Nightclub owner Ruth Ellis was convicted of murdering boyfriend David Blakely on this day in 1955. Ellis was later executed by hanging and became the last woman in Great Britain to be put to death.
Ellis was born in Rhyl, Wales, in 1926. She left school as a young teenager, had a child and worked a variety of jobs, eventually becoming a nightclub hostess. In 1950, she married dentist George Ellis, with whom she had a second child. The marriage was short-lived and Ruth Ellis returned to working in nightclubs. She then became involved in a tempestuous relationship with David Blakely, a playboy race-car driver. Ellis became pregnant but miscarried several days after a fight during which Blakely hit her in the stomach. She later became obsessed with Blakely when he failed to come see her as promised. On April 10, 1955, she shot him to death outside the Magdala pub in Hampstead, North London.

During her trial, which began in June 1955, Ellis stated “It was obvious that when I shot him I intended to kill him.” This was a critical statement, as British law required demonstration of clear intent in order to convict someone of murder. It reportedly took the jury less than half an hour to find Ellis guilty and she automatically received the death penalty. Thousands of people signed petitions protesting her punishment; however, on July 13, 1955, the 28-year-old Ellis was hanged at Holloway Prison, a women’s institution in Islington, London. She was the last woman executed for murder in Great Britain. On August 13, 1964, Peter Anthony Allen and John Alan West became the last people to be executed for murder in England. In 1965, the death penalty for murder was banned in England, Scotland and Wales. Northern Ireland outlawed capital punishment in 1973. However, several crimes, including treason, remained punishable by death in Great Britain until 1998.

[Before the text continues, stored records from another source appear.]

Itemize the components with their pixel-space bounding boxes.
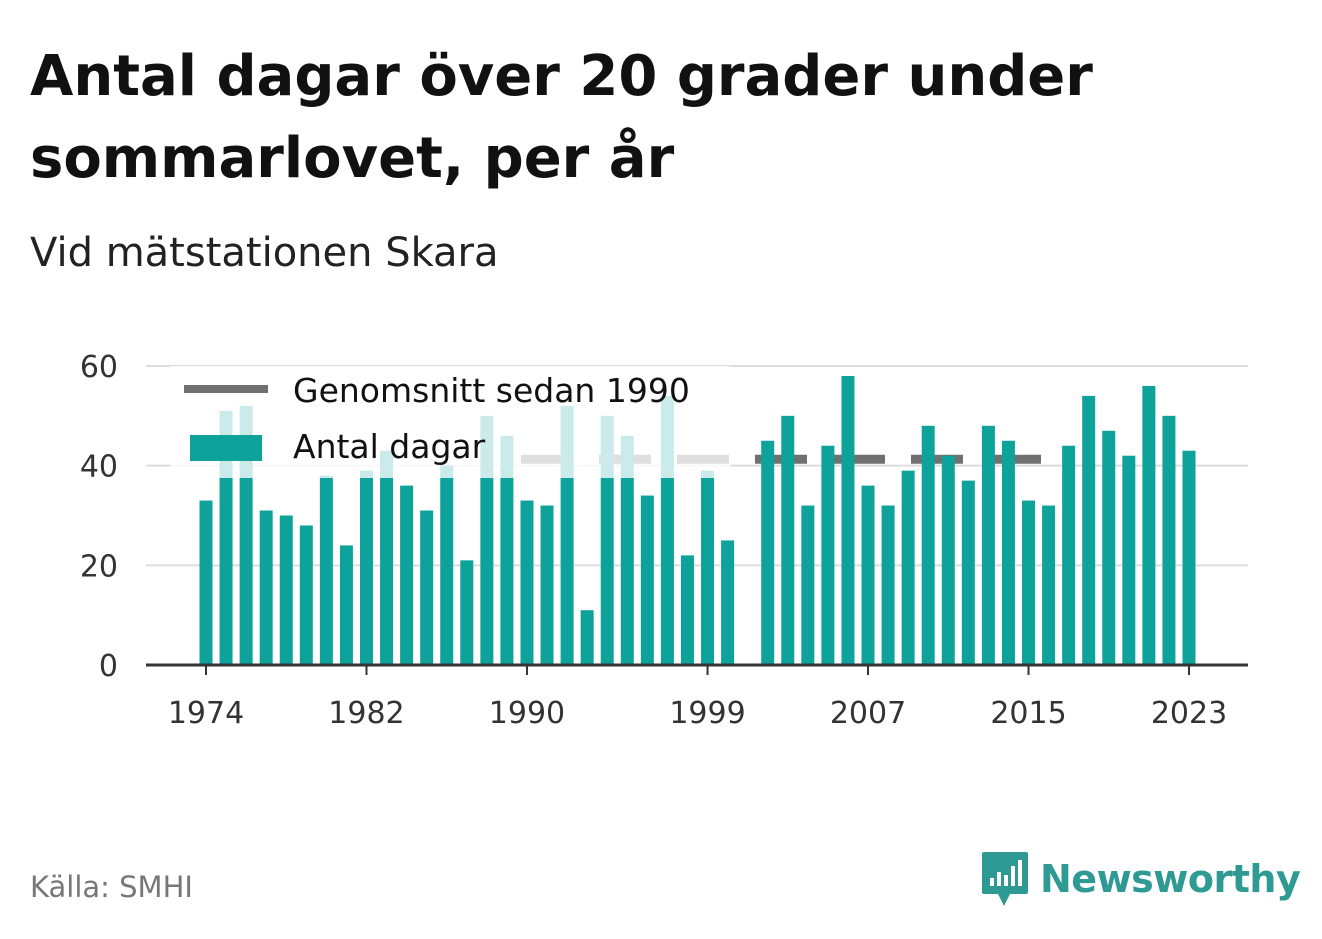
bar-1996 [640, 495, 654, 665]
bar-2008 [881, 505, 895, 665]
bar-1989 [500, 435, 514, 665]
bar-2004 [801, 505, 815, 665]
bar-1986 [440, 465, 454, 665]
bar-1978 [279, 515, 293, 665]
bar-2017 [1062, 445, 1076, 665]
bar-1977 [259, 510, 273, 665]
bar-1985 [420, 510, 434, 665]
bar-2020 [1122, 455, 1136, 665]
bar-2018 [1082, 395, 1096, 665]
bar-2019 [1102, 430, 1116, 665]
bar-2022 [1162, 415, 1176, 665]
bar-1979 [299, 525, 313, 665]
bar-2003 [781, 415, 795, 665]
bar-2009 [901, 470, 915, 665]
bar-1990 [520, 500, 534, 665]
x-tick-label-2007: 2007 [830, 696, 906, 731]
bar-2002 [761, 440, 775, 665]
bar-2000 [721, 540, 735, 665]
y-tick-label-40: 40 [80, 450, 118, 485]
x-tick-label-2023: 2023 [1151, 696, 1227, 731]
legend-label-average: Genomsnitt sedan 1990 [293, 371, 690, 410]
bar-2023 [1182, 450, 1196, 665]
x-tick-label-1974: 1974 [168, 696, 244, 731]
bar-1982 [359, 470, 373, 665]
y-tick-label-20: 20 [80, 549, 118, 584]
bar-2014 [1001, 440, 1015, 665]
brand-name: Newsworthy [1040, 857, 1301, 901]
bar-1993 [580, 610, 594, 665]
x-tick-label-1999: 1999 [669, 696, 745, 731]
x-tick-label-1982: 1982 [328, 696, 404, 731]
bar-2011 [941, 455, 955, 665]
legend: Genomsnitt sedan 1990 Antal dagar [170, 366, 730, 478]
y-tick-label-0: 0 [99, 649, 118, 684]
bar-1981 [339, 545, 353, 665]
bar-1999 [701, 470, 715, 665]
bar-1988 [480, 415, 494, 665]
bar-1983 [380, 450, 394, 665]
bar-1994 [600, 415, 614, 665]
legend-symbol-bar [190, 435, 262, 461]
chart-title: Antal dagar över 20 grader under sommarl… [30, 44, 1093, 191]
y-tick-label-60: 60 [80, 350, 118, 385]
bar-1984 [400, 485, 414, 665]
bar-2021 [1142, 385, 1156, 665]
source-note: Källa: SMHI [30, 870, 193, 904]
bar-2005 [821, 445, 835, 665]
bar-2016 [1042, 505, 1056, 665]
bars [199, 375, 1196, 665]
bar-2015 [1022, 500, 1036, 665]
bar-2013 [981, 425, 995, 665]
bar-1974 [199, 500, 213, 665]
newsworthy-logo-icon [982, 852, 1028, 906]
bar-2010 [921, 425, 935, 665]
bar-2012 [961, 480, 975, 665]
bar-2006 [841, 375, 855, 665]
bar-1998 [680, 555, 694, 665]
bar-1980 [319, 475, 333, 665]
newsworthy-logo: Newsworthy [980, 848, 1301, 910]
x-tick-label-1990: 1990 [489, 696, 565, 731]
x-tick-label-2015: 2015 [990, 696, 1066, 731]
axes: 0 20 40 60 1974 1982 1990 1999 2007 2015 2023 [80, 350, 1248, 731]
chart-subtitle: Vid mätstationen Skara [30, 230, 499, 276]
legend-background [170, 366, 730, 478]
bar-1991 [540, 505, 554, 665]
legend-label-days: Antal dagar [293, 427, 486, 466]
bar-1987 [460, 560, 474, 665]
bar-2007 [861, 485, 875, 665]
bar-chart: Genomsnitt sedan 1990 Antal dagar 0 20 40 60… [80, 350, 1248, 731]
bar-1995 [620, 435, 634, 665]
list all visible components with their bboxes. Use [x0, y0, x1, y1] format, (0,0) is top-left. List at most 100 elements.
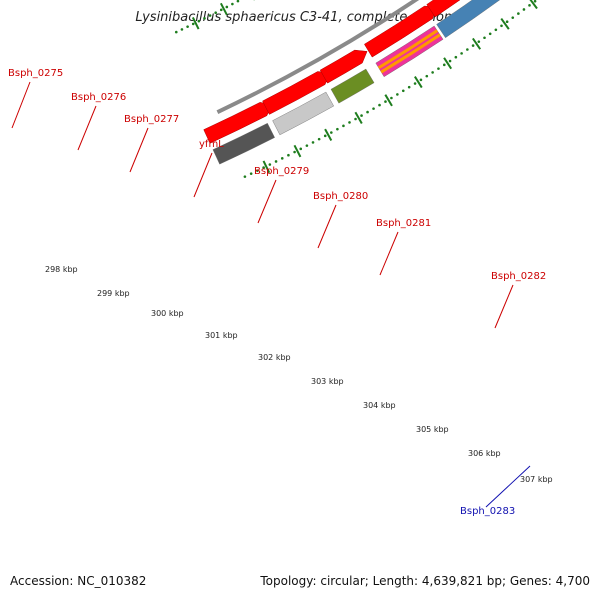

In 1985, a movie titled Dance With a Stranger chronicled Ellis’ life. In December 2003, a British court dismissed an appeal filed by Ellis’s sister asking for Ruth’s conviction to be reduced to manslaughter on the grounds of “provocation and/or diminished responsibility.”

July 13 1959
French President, General Charles de Gaulle, announced an amnesty for 5,000 Algerian nationalists held in internment camps.

July 13 1980
Death of Sir Seretse Khama, nationalist leader and first president of Botswana, due to pancreatic cancer. (Date of birth 1 July 1921.)

July 13 1986

Zola Budd and Annette Cowley, South African runner and swimmer respectively, were banned from the Commonwealth Games.